Представляю, какое удовольствие это доставляет недоброжелателям. Они понимают, что унижают своих как бы противников, они заставляют их дискредитировать собственную деятельность пассами дрессированного пуделя, они делают все, чтобы понизить ценность их сообщений. Они говорят между собой: даже если мы прикажем им приносить в зубах собственную голову, трясти и играть с нею в прямом эфире, они будут это делать, так как уже сломлены и унижены и почти не представляют опасности. И особое, наверное, удовольствие доставляет это совмещение повадок дрессированного пуделя и былой манеры вальяжной самоуверенности, грации датского дога, который, как игрушка, то дог, то пудель, а вместе нечто невразумительное.

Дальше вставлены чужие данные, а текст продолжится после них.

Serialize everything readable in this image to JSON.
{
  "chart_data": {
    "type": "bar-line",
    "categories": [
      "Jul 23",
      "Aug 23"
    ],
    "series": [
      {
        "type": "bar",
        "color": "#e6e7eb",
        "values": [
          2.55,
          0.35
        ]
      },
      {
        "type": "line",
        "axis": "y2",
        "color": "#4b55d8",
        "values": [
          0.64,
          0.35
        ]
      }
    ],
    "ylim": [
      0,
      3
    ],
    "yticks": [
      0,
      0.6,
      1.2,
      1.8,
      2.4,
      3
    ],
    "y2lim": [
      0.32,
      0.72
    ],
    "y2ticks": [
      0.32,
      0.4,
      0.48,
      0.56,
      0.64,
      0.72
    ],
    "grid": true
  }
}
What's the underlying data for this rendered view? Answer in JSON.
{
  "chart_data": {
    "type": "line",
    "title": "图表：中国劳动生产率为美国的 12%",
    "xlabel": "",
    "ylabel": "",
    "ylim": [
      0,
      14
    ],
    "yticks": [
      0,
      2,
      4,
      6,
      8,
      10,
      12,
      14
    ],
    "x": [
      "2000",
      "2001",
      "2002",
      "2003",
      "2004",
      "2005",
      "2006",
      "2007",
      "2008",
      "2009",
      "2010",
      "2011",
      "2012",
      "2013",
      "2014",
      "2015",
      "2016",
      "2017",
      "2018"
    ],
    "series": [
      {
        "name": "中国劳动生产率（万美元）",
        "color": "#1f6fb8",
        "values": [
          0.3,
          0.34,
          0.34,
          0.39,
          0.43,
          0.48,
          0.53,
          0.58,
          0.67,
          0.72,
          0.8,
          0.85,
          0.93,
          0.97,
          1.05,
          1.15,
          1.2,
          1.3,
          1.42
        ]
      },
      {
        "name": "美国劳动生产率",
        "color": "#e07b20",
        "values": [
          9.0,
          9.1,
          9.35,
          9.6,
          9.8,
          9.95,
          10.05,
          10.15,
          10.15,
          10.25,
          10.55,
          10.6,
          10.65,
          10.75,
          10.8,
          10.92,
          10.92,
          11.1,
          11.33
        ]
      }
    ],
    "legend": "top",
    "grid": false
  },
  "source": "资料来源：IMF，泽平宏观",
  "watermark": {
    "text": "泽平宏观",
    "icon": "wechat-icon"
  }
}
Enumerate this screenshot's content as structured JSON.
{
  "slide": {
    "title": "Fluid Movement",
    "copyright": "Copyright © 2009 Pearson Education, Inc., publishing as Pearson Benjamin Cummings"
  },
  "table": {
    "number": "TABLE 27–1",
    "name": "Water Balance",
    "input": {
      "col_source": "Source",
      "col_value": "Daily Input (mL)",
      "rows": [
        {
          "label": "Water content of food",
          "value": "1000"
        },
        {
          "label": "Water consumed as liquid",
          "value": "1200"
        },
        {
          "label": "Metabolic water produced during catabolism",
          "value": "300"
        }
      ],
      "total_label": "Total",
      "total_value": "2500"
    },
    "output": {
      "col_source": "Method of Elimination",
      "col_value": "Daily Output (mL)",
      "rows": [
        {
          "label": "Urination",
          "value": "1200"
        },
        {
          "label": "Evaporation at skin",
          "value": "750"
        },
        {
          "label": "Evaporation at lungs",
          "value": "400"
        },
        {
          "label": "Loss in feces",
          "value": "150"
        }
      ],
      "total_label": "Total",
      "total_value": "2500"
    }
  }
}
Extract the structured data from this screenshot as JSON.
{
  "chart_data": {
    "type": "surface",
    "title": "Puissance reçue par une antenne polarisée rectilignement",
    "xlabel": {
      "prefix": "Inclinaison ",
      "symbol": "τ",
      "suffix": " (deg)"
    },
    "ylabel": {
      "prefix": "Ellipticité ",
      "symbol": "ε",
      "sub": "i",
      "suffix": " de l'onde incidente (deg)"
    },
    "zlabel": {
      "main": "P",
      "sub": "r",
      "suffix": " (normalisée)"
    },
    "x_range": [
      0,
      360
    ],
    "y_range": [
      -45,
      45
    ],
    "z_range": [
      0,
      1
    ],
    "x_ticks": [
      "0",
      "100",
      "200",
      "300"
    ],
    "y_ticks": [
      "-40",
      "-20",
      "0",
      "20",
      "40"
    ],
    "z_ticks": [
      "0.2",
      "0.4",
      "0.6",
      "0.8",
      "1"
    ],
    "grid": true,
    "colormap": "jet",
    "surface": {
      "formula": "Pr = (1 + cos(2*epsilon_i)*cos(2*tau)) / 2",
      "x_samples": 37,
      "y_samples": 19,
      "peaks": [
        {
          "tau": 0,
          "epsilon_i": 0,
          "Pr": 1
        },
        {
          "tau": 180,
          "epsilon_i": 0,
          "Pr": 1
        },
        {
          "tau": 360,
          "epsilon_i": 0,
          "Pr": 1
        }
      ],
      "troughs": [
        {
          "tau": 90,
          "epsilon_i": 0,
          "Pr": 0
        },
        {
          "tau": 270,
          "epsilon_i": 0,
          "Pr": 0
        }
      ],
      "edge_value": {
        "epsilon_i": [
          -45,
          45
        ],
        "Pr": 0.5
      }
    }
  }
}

Но ведь выходов действительно не так-то много. Многие иноагенты соглашаются с этим статусом, так как понимают, как устроено современное российское медиа пространство и вообще пространство постсоветской культуры. Если вы не признаны, если вы не в статусе разрешенных, то вас почти нет, потому что вас не видно и не слышно, и это не ваша вина, а свойство пространства, которое было построено с вашим участием. Вы не осознали его чуждость, вы позволили ему состояться, вы поддерживали его существование, и это пространство пользовалось вашими услугами, оплачивая их соответственно, как работу попутчиков. Но вы-то ощущали себя не попутчиками, а протагонистами эпохи, ее главными действующими лицами. И действительно долгое время были во вполне сносных с этим пространством отношениях, так как оно в вас нуждалось, как в тех, кто своим авторитетом и деятельностью отбеливал его, превращая из постсоветского и во многом советского в как бы новое. И пока было нужда в этом «как бы», ваш ставка на коллаборацию казалась осмысленной, но когда обстоятельства изменились и власть ощутила вашу роль отыгранной и избыточной, использовала вас в качестве демонстрации своей силы и вашей слабости.

И это совсем не случайность. Обманываться по поводу уровня чуждости или принимать чуждое за свое – личный и групповой выбор. Постперестроечный российский режим описал круг (что бывает далеко не всегда), сначала прикинулся другим и новым при сохранении на самом деле многих советских констант и уступая только там, где уступить не мог. А потом постепенно вернулся на старые рельсы, оставаясь, конечно, таким громоздким конгломератом нового и старого, советско-номенклатурного и ублюдочно-рыночного. Но все равно двигаясь в понятную наблюдателю сторону.

Социальный выбор – не порок. Даже если выбирается конформизм, даже если приглушатся тона тревоги по отношению к пространству, в котором вы собираетесь делать карьеру. Вообще успех в огромной степени и есть производная от конформизма и его умелой артикуляции. Тем более в пространстве с неустоявшимися правилами поведения. Пространстве, которое легко отменяет собственные законы и свод хороших или плохих манер. Но это плата за вполне понятный самообман.

Потому что только самообман платежеспособен в русском социуме.